Салтыков-Щедрин Михаил Евграфович

Настоящее Собрание сочинений и писем Салтыкова-Щедрина, в котором критически использованы опыт и материалы предыдущего издания, осуществляется с учетом новейших достижений советского щедриноведения. Собрание является наиболее полным из всех существующих и включает в себя все известные в настоящее время произведения писателя, как законченные, так и незавершенные.

«Пошехонская старина» — последнее произведение Салтыкова. Им закончился творческий и жизненный путь писателя. В отличие от других его вещей, оно посвящено не злободневной современности, а прошлому — жизни помещичьей семьи в усадьбе при крепостном праве. По своему материалу «Пошехонская старина» во многом восходит к воспоминаниям Салтыкова о своем детстве, прошедшем в родовом гнезде, в самый разгар крепостного права. Отсюда не только художественное, но также историческое и биографическое значение «хроники», хотя она и не является ни автобиографией, ни мемуарами писателя.

Пошехонская старина

*

Введение

Я, Никанор Затрапезный, принадлежу к старинному пошехонскому дворянскому роду. Но предки мои были люди смирные и уклончивые. В пограничных городах и крепостях не сидели, побед и одолений не одерживали, кресты целовали по чистой совести, кому прикажут, беспрекословно. Вообще не покрыли себя ни славою, ни позором. Но зато ни один из них не был бит кнутом, ни одному не выщипали по волоску бороды, не урезали языка и не вырвали ноздрей. Это были настоящие поместные дворяне, которые забились в самую глушь Пошехонья, без шума сбирали дани с кабальных людей и скромно плодились. Иногда их распложалось множество, и они становились в ряды захудалых; но по временам словно мор настигал Затрапезных, и в руках одной какой-нибудь пощаженной отрасли сосредоточивались имения и маетности остальных. Тогда Затрапезные вновь расцветали и играли в своем месте видную роль.

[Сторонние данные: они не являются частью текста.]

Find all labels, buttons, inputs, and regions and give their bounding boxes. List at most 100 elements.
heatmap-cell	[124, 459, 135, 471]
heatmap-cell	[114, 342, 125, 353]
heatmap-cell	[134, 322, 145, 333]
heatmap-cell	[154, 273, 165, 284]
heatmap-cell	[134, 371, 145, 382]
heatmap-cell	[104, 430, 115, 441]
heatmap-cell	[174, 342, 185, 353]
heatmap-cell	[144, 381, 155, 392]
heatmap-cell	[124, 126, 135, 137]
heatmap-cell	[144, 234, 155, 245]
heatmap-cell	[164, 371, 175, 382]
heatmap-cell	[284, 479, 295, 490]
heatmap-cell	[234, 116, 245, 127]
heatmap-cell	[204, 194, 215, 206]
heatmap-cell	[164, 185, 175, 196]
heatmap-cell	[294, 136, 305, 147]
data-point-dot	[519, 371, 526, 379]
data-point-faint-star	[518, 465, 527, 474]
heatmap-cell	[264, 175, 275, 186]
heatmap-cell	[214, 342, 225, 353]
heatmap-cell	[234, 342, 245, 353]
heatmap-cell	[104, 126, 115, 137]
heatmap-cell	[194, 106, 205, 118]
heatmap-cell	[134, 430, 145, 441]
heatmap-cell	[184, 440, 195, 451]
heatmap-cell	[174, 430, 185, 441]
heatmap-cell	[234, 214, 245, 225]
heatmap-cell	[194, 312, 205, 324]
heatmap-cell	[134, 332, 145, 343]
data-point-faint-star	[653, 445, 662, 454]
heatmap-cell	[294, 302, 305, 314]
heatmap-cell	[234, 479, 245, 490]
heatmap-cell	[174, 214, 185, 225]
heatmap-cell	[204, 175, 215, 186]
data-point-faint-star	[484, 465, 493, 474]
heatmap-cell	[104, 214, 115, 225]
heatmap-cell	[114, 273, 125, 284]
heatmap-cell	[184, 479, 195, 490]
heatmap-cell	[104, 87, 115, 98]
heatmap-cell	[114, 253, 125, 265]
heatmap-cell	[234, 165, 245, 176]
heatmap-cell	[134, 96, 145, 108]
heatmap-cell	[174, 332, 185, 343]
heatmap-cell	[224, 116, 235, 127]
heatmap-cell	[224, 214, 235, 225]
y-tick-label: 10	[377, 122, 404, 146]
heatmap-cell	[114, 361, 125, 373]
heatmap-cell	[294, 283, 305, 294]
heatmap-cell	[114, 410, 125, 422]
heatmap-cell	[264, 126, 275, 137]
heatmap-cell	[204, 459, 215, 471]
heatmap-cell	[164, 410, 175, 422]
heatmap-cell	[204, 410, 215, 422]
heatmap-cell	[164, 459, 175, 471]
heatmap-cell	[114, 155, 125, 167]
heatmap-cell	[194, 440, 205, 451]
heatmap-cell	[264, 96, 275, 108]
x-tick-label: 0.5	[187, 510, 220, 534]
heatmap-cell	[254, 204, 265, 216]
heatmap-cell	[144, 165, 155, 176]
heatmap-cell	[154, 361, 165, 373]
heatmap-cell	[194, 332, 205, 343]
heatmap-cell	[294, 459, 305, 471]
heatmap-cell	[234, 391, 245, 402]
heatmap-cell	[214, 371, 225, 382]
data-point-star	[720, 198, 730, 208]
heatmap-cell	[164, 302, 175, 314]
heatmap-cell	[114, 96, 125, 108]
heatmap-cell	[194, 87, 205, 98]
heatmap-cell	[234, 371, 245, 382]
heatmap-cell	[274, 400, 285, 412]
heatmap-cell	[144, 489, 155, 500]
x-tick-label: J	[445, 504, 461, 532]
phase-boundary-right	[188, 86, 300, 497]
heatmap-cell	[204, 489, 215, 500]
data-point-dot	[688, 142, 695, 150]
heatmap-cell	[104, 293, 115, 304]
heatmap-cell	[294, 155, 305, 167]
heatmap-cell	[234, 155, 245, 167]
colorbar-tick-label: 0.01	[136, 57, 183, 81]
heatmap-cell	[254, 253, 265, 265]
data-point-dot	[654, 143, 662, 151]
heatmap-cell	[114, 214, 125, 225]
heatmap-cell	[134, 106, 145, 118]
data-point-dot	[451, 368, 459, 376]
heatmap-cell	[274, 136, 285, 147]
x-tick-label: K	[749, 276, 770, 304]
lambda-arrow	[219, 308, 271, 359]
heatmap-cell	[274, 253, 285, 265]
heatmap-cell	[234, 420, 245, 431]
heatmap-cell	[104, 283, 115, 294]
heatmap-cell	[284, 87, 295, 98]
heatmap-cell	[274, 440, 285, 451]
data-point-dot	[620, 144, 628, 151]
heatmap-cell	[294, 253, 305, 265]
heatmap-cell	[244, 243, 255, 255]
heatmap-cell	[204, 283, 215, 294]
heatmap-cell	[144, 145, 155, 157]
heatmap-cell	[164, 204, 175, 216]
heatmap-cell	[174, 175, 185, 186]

Дед мой, гвардии сержант Порфирий Затрапезный, был одним из взысканных фортуною и владел значительными поместьями. Но так как от него родилось много детей — сын и девять дочерей, то отец мой, Василий Порфирыч, за выделом сестер, вновь спустился на степень дворянина средней руки. Это заставило его подумать о выгодном браке, и, будучи уже сорока лет, он женился на пятнадцатилетней купеческой дочери, Анне Павловне Глуховой, в чаянии получить за нею богатое приданое.

Но расчет на богатое приданое не оправдался: по купеческому обыкновению, его обманули, а он, в свою очередь, выказал при этом непростительную слабость характера. Напрасно сестры уговаривали его не ехать в церковь для венчания, покуда не отдадут договоренной суммы полностью; он доверился льстивым обещаниям и обвенчался. Вышел так называемый неравный брак, который впоследствии сделался источником бесконечных укоров и семейных сцен самого грубого свойства.

Брак этот был неровен во всех отношениях. Отец был, по тогдашнему времени, порядочно образован; мать — круглая невежда; отец во̀все не имел практического смысла и любил разводить на бобах, мать, напротив того, необыкновенно цепко хваталась за деловую сторону жизни, никогда вслух не загадывала, а действовала молча и наверняка; наконец, отец женился уже почти стариком и притом никогда не обладал хорошим здоровьем, тогда как мать долгое время сохраняла свежесть, силу и красоту. Понятно, какое должно было оказаться при таких условиях совместное житье.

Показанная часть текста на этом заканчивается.